Highly anticipated: NASA has published the long-awaited first images from the James Webb Space Telescope. July 12 was the scheduled drop date for the first batch of Webb images and data for a while now. At the 11th hour, however, NASA decided that President Biden should help unveil the very first image, and it certainly didn't disappoint.
Webb's First Deep Field was captured using the scope's Near-Infrared Camera (NIRCam), and is a composite made of images captured at different wavelengths across 12.5 hours.
The first image reveals the galaxy cluster SMACS 0723 as it appeared 4.6 billion years ago, and shows the effects that gravitational lensing have on distant galaxies behind it.
Trying to appreciate the vastness of space can truly melt the mind. Recent estimates peg our Milky Way galaxy as being around 100,000 light years in diameter (a single light year is equivalent to 5.8 trillion miles) and containing anywhere from 100 to 400 billion stars. Thousands of galaxies appear in the first Webb image, and NASA said this slice of the universe covers a patch of sky that is roughly the size of a grain of sand held at arm's length by someone on the ground.
At that scale, it's easy to feel insignificant on this pale blue dot we call Earth. With any luck, Webb will help us better understand our unique place in the universe and perhaps answer questions we haven't even though to ask yet.
The second "image" from Webb is a transmission spectrum created from a single observation using Webb's Near-Infrared Imager and Slitless Spectrograph (NIRISS). It reveals atmospheric characteristics of a steamy gas giant exoplanet known as WASP-96 b.
More analysis of the data will be needed but preliminary conclusions point to the presence of water vapor and clouds that suppress the vapor features. NASA said the height of the peaks and other characteristics were used to calculate an atmospheric temperature of around 1,350 degrees Fahrenheit.
WASP-96 b is located about 1,150 light-years away in a constellation known as Phoenix. The planet goes around its star once roughly every 3.5 Earth days and was first discovered in 2014.
This observation of the Southern Ring Nebula shows it almost face-on. The comparison highlights the nebula in near-infrared light (top, from the NIRCam instrument) and mid-infrared light (bottom, from the MIRI instrument).
Depicted is a white dwarf star that is similar to the Sun after it has shed its outer layers and is no longer burning fuel through nuclear fusion. It is located to the lower left of the bright, central star, and is easier to view in the mid-infrared image.
You may have noticed that the resolution of the near-infrared image is much higher than that of the mid-infrared photo. This, NASA said, is due to physics.
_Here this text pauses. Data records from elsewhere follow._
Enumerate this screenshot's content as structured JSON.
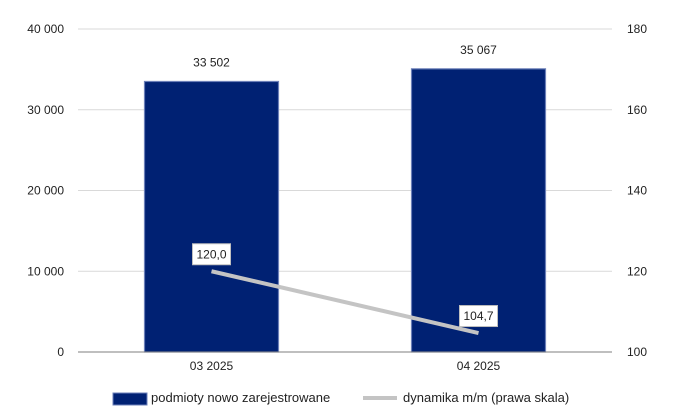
{
  "chart_data": {
    "type": "bar",
    "categories": [
      "03 2025",
      "04 2025"
    ],
    "series": [
      {
        "name": "podmioty nowo zarejestrowane",
        "kind": "bar",
        "axis": "left",
        "values": [
          33502,
          35067
        ],
        "labels": [
          "33 502",
          "35 067"
        ],
        "color": "#002173"
      },
      {
        "name": "dynamika m/m (prawa skala)",
        "kind": "line",
        "axis": "right",
        "values": [
          120.0,
          104.7
        ],
        "labels": [
          "120,0",
          "104,7"
        ],
        "color": "#c4c4c4"
      }
    ],
    "y_left": {
      "ylim": [
        0,
        40000
      ],
      "ticks": [
        0,
        10000,
        20000,
        30000,
        40000
      ],
      "tick_labels": [
        "0",
        "10 000",
        "20 000",
        "30 000",
        "40 000"
      ]
    },
    "y_right": {
      "ylim": [
        100,
        180
      ],
      "ticks": [
        100,
        120,
        140,
        160,
        180
      ],
      "tick_labels": [
        "100",
        "120",
        "140",
        "160",
        "180"
      ]
    },
    "grid": "horizontal",
    "legend_position": "bottom",
    "title": "",
    "xlabel": "",
    "ylabel": ""
  }
}
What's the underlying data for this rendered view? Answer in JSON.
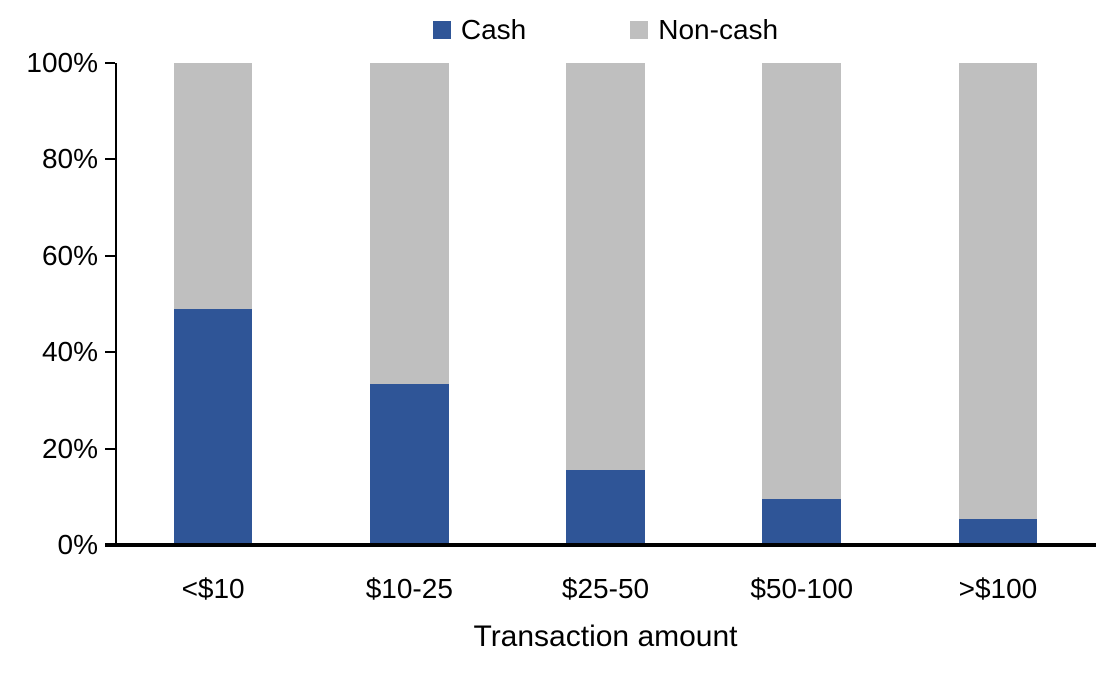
{
  "chart_data": {
    "type": "bar",
    "stacked": true,
    "percent_stacked": true,
    "title": "",
    "xlabel": "Transaction amount",
    "ylabel": "",
    "categories": [
      "<$10",
      "$10-25",
      "$25-50",
      "$50-100",
      ">$100"
    ],
    "series": [
      {
        "name": "Cash",
        "color": "#2F5597",
        "values": [
          49,
          33.5,
          15.6,
          9.5,
          5.5
        ]
      },
      {
        "name": "Non-cash",
        "color": "#BFBFBF",
        "values": [
          51,
          66.5,
          84.4,
          90.5,
          94.5
        ]
      }
    ],
    "ylim": [
      0,
      100
    ],
    "y_tick_labels": [
      "0%",
      "20%",
      "40%",
      "60%",
      "80%",
      "100%"
    ],
    "grid": false,
    "legend_position": "top",
    "axis_color": "#000000",
    "background_color": "#FFFFFF"
  }
}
In short, NIRCam delivers higher-resolution images because the wavelengths of light it captures are shorter while MIRI wavelengths are longer. The longer the wavelength, the coarser the image.
This mosaic of Stephan's Quintet was put together using nearly 1,000 separate images and is the largest image from Webb to date. It depicts a grouping of five galaxies collectively known as the Hickson Compact Group 92, and was captured using Webb's NIRCam and MIRI instruments.
The name is a bit deceptive considering only four of the five galaxies are relatively close to each other. The outlier, NGC 7320 (the leftmost galaxy in the image), is around 40 million light-years from Earth while the others (NGC 7317, NGC 7318A, NGC 7318B, and NGC 7319) are closer to 290 million light-years away.
Webb was even able to resolve individual stars and the bright core of NGC 7320. NASA's full-res image of this cluster measures 12,654 x 12,132 pixels and weighs in around 182MB, and is well worth a download to explore in 1:1 scale.
Last but certainly not least is this stunning image of the Carina Nebula, a cosmic nursery that was captured by Webb's NIRCam. This same section had previously been imaged by Hubble but lacked the level of detail that Webb is capable of. It's like going from SD resolution on a tube TV to 8K on the latest OLED.
The constellation Carina is roughly 7,600 light-years away and was first catalogued by James Dunlop way back in 1826. It is visible from the Southern Hemisphere, with this specific section located in the northwest corner of the Carina Nebula.